В то утро вторника 2 октября 1958 года ему удалось написать триста семьдесят слов, и в полдень он пошел поплавать, но не стал подсчитывать, сколько раз преодолел из конца в конец бассейн, чтобы не стало стыдно за смешные цифры, столь далекие от ежедневной мили, которую он проплывал еще три-четыре года назад. После обеда он велел шоферу отвезти его в Кохимар, желая переговорить со своим старым другом Руперто, шкипером «Пилар», и предупредить его о том, что в ближайшие выходные он намеревается отправиться в Залив в надежде добыть хорошую рыбу и дать необходимый отдых своему измученному мозгу. Преодолев давнюю привычку, он вернулся домой под вечер, не зайдя во «Флоридиту», где никогда не мог ограничиться одной порцией.

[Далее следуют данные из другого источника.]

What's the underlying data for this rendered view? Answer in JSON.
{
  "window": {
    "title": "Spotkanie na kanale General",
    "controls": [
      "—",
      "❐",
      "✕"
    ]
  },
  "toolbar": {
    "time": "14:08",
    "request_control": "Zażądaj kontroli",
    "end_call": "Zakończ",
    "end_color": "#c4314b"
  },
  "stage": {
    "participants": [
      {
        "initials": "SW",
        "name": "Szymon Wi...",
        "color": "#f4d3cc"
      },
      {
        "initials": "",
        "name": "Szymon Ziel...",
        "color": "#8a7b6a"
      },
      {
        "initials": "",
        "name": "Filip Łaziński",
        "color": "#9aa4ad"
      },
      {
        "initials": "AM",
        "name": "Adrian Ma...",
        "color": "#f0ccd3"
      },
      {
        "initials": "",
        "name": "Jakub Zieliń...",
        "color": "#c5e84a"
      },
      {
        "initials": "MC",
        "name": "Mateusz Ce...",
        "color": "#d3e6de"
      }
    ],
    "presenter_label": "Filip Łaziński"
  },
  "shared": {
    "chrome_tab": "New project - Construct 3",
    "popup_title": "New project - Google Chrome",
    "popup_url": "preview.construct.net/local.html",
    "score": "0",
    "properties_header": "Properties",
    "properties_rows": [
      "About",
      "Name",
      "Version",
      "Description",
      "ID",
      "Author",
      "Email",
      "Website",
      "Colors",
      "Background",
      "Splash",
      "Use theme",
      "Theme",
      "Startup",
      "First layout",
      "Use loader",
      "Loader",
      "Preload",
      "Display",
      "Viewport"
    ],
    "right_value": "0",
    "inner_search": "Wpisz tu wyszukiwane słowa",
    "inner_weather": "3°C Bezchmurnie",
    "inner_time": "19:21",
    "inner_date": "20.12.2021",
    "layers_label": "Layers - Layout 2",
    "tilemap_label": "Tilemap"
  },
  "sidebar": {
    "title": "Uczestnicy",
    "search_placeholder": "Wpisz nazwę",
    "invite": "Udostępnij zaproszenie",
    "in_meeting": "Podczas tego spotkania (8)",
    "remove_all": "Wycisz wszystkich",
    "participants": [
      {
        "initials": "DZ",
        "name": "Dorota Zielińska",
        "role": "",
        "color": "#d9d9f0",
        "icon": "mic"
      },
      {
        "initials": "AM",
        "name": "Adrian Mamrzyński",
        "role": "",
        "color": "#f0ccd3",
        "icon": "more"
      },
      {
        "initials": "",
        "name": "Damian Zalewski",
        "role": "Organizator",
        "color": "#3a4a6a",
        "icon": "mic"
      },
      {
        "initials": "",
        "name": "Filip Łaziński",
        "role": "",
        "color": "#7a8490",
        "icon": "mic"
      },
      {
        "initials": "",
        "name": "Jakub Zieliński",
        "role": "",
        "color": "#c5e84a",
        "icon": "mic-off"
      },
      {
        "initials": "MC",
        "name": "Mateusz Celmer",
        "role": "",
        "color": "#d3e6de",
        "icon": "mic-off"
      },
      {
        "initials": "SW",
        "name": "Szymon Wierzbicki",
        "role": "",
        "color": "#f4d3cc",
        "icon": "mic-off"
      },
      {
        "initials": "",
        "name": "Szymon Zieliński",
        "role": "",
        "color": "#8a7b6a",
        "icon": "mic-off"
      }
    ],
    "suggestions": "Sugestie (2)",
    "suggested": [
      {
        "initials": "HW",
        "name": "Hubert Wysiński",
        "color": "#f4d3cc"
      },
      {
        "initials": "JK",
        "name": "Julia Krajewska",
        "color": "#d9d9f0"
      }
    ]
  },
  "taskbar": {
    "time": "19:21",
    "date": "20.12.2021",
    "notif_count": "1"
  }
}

Он с аппетитом поужинал двумя кусками жареной меч-рыбы, обложенными кольцами сладкого и пахучего белого лука, и съел целую тарелку зелени, заправленной соком лайма и зеленым испанским маслом, а в девять попросил Рауля убрать со стола и закрыть окна, сказав, что после этого тот может идти домой. Но сначала пусть принесет ему бутылку кьянти, полученную на прошлой неделе. За обедом он предпочел легкое, с фруктовым ароматом, вино из Вальдепеньяса, и теперь его страждущее нёбо нуждалось в сухом и мужественном привкусе этого итальянского вина.

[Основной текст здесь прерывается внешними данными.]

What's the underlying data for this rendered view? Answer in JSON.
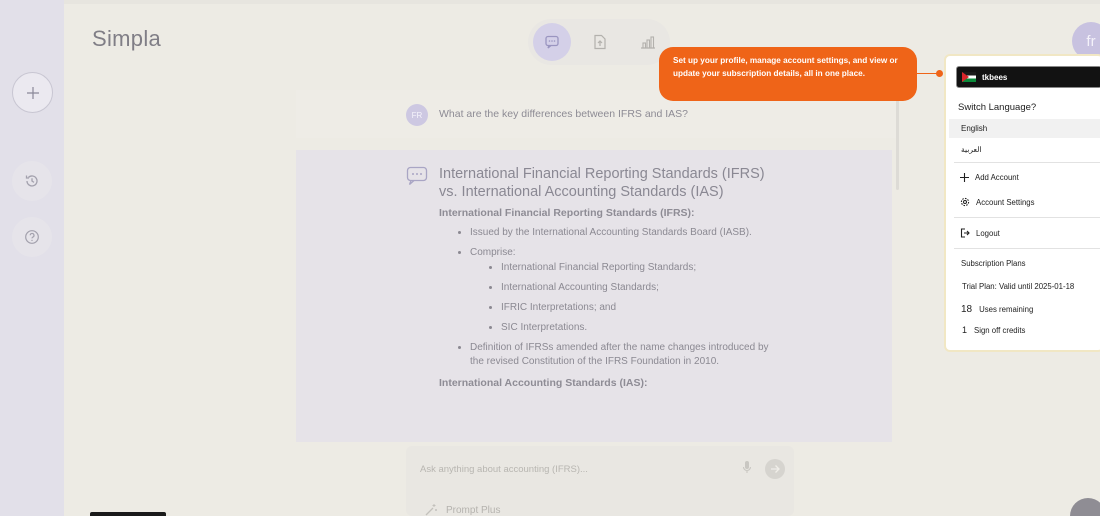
{
  "app": {
    "logo": "Simpla"
  },
  "sidebar": {
    "new_chat_icon": "plus-icon",
    "history_icon": "history-icon",
    "help_icon": "question-icon"
  },
  "modes": [
    {
      "icon": "chat-icon",
      "active": true
    },
    {
      "icon": "upload-file-icon",
      "active": false
    },
    {
      "icon": "chart-icon",
      "active": false
    }
  ],
  "user": {
    "initials": "fr"
  },
  "conversation": {
    "question_avatar": "FR",
    "question": "What are the key differences between IFRS and IAS?",
    "answer": {
      "title": "International Financial Reporting Standards (IFRS) vs. International Accounting Standards (IAS)",
      "section1_heading": "International Financial Reporting Standards (IFRS):",
      "issued_by": "Issued by the International Accounting Standards Board (IASB).",
      "comprise_label": "Comprise:",
      "comprise_items": [
        "International Financial Reporting Standards;",
        "International Accounting Standards;",
        "IFRIC Interpretations; and",
        "SIC Interpretations."
      ],
      "definition": "Definition of IFRSs amended after the name changes introduced by the revised Constitution of the IFRS Foundation in 2010.",
      "section2_heading": "International Accounting Standards (IAS):"
    }
  },
  "composer": {
    "placeholder": "Ask anything about accounting (IFRS)...",
    "prompt_plus": "Prompt Plus"
  },
  "tooltip": {
    "text": "Set up your profile, manage account settings, and view or update your subscription details, all in one place.",
    "color": "#ef6418"
  },
  "profile_menu": {
    "account_name": "tkbees",
    "switch_language_label": "Switch Language?",
    "languages": [
      "English",
      "العربية"
    ],
    "add_account": "Add Account",
    "account_settings": "Account Settings",
    "logout": "Logout",
    "subscription_heading": "Subscription Plans",
    "trial_plan": "Trial Plan: Valid until 2025-01-18",
    "uses_count": "18",
    "uses_label": "Uses remaining",
    "credits_count": "1",
    "credits_label": "Sign off credits"
  }
}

Встав из-за стола, он заметил движение у входной двери и мелькнувшую темную голову Каликсто. Его всегда удивляло, что, будучи старше и проведя пятнадцать лет в тюрьме, Каликсто до сих пор не обзавелся ни единым седым волоском.

— Можно войти, Эрнесто? — произнес Каликсто, и он сделал приглашающий жест. Каликсто шагнул вперед и вгляделся в него: — Ну как ты сегодня?

— Хорошо. По-моему, хорошо. — И показал рукой на пустую бутылку на столе.